Chérèque : la reconversion d'un syndicaliste !

mis en ligne le 17 mai 1984
La surprise aura été générale, lorsqu'à l'issue du Conseil des ministres du 2 mai 1984, on apprenait la nomination de Jacques Chérèque, n°2 de la C.F.D.T., comme préfet chargé du redéploiement industriel en Lorraine !
Ce passage du « camp des gouvernés au camp des gouvernants » a suscité bien des émotions au sein même de la confédération. En effet si, pour Edmond Maire, il s'agit « d'une décision personnelle qui n'engage nullement la C.F.D.T. », certains responsables locaux y voient « une remise en cause de l'indépendance syndicale », d'autant plus dure à avaler que cette mesure n'intervient que quelques jours après les déclarations du bureau national, qui a réaffirmé son « désir d'indépendance à l'égard du pouvoir ».
Quant aux réactions des autres confédérations, ce n'est certes pas la déclaration de Matignon (« nous avons choisi l'homme pour son dynamisme, il aurait pu appartenir à n'importe quelle organisation syndicale ») qui aura réussi à apaiser les esprits, d'autant plus, qu'après Jeannette Laot, Hubert Lesire et Michel Roland, Jacques Chérèque est maintenant le 4e dirigeant cédétiste à avoir accepté des responsabilités gouvernementales.
Entre comme O.S. à l'usine de Pompey, Jacques Chérèque n'a abordé le syndicalisme que lorsqu'il a accédé aux fonctions d'agent de maîtrise, en adhérant à la… C.G.C. ! En 1959, à la suite d'une grève, il quitte la C.G.C. pour fonder la C.F.D.T. et grimpe ensuite rapidement les échelons de la C.F.D.T. Entré au bureau national en 1970, il est vite pressenti comme successeur d'Eugène Descamps, alors secrétaire général (poste qui revient en fait à Edmond Maire). Secrétaire général de la fédération de la métallurgie en 1971, il devient de justesse secrétaire général adjoint de la C.F.D.T. lors du congrès de Brest en 1979 (celui du « recentrage »).

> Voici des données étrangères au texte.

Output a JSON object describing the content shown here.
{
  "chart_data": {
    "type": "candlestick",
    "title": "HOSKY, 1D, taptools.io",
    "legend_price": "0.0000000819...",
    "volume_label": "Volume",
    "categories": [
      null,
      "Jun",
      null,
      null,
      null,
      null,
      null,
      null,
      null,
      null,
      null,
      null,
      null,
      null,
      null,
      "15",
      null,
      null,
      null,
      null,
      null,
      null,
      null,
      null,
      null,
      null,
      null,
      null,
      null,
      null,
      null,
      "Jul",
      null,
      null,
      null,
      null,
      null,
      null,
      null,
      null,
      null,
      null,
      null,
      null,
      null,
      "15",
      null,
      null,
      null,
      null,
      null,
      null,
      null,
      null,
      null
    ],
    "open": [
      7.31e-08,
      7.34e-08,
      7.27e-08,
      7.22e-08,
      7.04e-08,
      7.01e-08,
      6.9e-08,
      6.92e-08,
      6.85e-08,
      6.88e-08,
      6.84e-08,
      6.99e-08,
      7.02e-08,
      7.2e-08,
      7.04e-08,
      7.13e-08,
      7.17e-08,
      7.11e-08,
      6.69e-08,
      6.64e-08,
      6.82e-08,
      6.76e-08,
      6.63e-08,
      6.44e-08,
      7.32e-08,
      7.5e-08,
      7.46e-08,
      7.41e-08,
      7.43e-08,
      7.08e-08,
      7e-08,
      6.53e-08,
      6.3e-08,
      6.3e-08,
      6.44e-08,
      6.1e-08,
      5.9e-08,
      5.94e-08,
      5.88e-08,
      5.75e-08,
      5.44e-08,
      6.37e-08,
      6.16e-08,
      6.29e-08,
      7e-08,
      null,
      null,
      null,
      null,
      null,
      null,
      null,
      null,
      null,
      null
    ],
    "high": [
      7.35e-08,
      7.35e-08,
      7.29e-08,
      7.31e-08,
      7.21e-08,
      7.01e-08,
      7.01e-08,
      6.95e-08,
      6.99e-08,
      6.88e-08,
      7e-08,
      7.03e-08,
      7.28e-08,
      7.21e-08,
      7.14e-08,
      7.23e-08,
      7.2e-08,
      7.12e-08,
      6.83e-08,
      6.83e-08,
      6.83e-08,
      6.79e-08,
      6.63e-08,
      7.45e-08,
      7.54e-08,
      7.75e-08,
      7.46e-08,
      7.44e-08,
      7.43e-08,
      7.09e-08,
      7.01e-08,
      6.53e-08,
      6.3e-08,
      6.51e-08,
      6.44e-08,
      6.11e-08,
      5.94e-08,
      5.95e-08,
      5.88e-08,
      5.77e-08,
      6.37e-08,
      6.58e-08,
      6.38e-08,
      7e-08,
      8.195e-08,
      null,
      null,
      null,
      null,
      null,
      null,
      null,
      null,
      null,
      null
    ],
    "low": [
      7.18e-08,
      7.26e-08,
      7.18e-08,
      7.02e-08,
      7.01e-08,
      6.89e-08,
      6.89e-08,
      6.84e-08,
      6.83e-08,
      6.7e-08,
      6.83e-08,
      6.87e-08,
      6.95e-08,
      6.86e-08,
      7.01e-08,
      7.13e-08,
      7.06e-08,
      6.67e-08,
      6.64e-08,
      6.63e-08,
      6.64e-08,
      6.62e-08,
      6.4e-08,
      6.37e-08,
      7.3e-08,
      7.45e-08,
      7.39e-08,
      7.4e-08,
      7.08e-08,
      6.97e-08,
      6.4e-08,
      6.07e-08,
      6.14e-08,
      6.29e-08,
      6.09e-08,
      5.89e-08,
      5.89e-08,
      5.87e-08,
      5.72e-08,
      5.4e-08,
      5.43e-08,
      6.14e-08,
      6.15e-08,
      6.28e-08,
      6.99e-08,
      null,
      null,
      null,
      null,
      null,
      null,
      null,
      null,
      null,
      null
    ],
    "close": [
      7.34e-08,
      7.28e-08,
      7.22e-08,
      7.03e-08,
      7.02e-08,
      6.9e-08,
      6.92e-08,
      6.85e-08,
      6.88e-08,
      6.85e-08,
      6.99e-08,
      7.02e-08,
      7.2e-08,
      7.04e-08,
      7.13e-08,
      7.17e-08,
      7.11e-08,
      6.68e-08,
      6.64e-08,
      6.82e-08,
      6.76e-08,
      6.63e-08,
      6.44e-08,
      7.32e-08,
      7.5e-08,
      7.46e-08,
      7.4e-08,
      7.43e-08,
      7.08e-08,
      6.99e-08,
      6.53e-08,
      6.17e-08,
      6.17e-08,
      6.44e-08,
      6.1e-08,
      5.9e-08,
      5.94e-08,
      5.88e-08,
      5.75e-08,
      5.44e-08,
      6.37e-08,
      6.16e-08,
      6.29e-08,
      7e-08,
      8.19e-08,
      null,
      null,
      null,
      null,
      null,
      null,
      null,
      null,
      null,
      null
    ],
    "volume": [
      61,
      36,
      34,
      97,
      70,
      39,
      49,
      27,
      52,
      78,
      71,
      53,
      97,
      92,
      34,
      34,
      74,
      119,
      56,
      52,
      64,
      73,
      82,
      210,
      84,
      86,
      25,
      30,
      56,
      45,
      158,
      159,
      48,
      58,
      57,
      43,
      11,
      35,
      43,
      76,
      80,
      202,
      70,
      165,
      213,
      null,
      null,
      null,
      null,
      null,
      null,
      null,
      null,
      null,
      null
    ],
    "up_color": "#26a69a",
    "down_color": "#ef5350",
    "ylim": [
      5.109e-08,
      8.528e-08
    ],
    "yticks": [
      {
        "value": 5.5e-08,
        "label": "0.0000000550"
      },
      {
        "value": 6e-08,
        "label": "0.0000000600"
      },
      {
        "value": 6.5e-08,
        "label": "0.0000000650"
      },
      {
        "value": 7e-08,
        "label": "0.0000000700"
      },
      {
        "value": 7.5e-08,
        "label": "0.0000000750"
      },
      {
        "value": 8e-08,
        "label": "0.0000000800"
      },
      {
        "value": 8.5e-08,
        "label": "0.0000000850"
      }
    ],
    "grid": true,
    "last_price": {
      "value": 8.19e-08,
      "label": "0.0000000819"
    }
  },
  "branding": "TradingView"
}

Quoiqu'il en soit, s'il est vrai que Jacques Chérèque doit sa dernière « promotion » à ses analyses sur la restructuration de la sidérurgie, tout laisse supposer que les travailleurs lorrains ont encore bien du souci à se faire pour leur avenir ; cela ne fait aucun doute pour qui se rappelle les propositions faites en 1979 par le même Chérèque sur la réduction du temps de travail non compensée intégralement et sur son « langage de vérité » en matière de restructurations industrielles : « Il faut tenir aux sidérurgistes le langage de la vérité et ne pas essayer de faire croire qu'il est désormais possible d'employer dix mille ouvriers à Usinor-Denain ».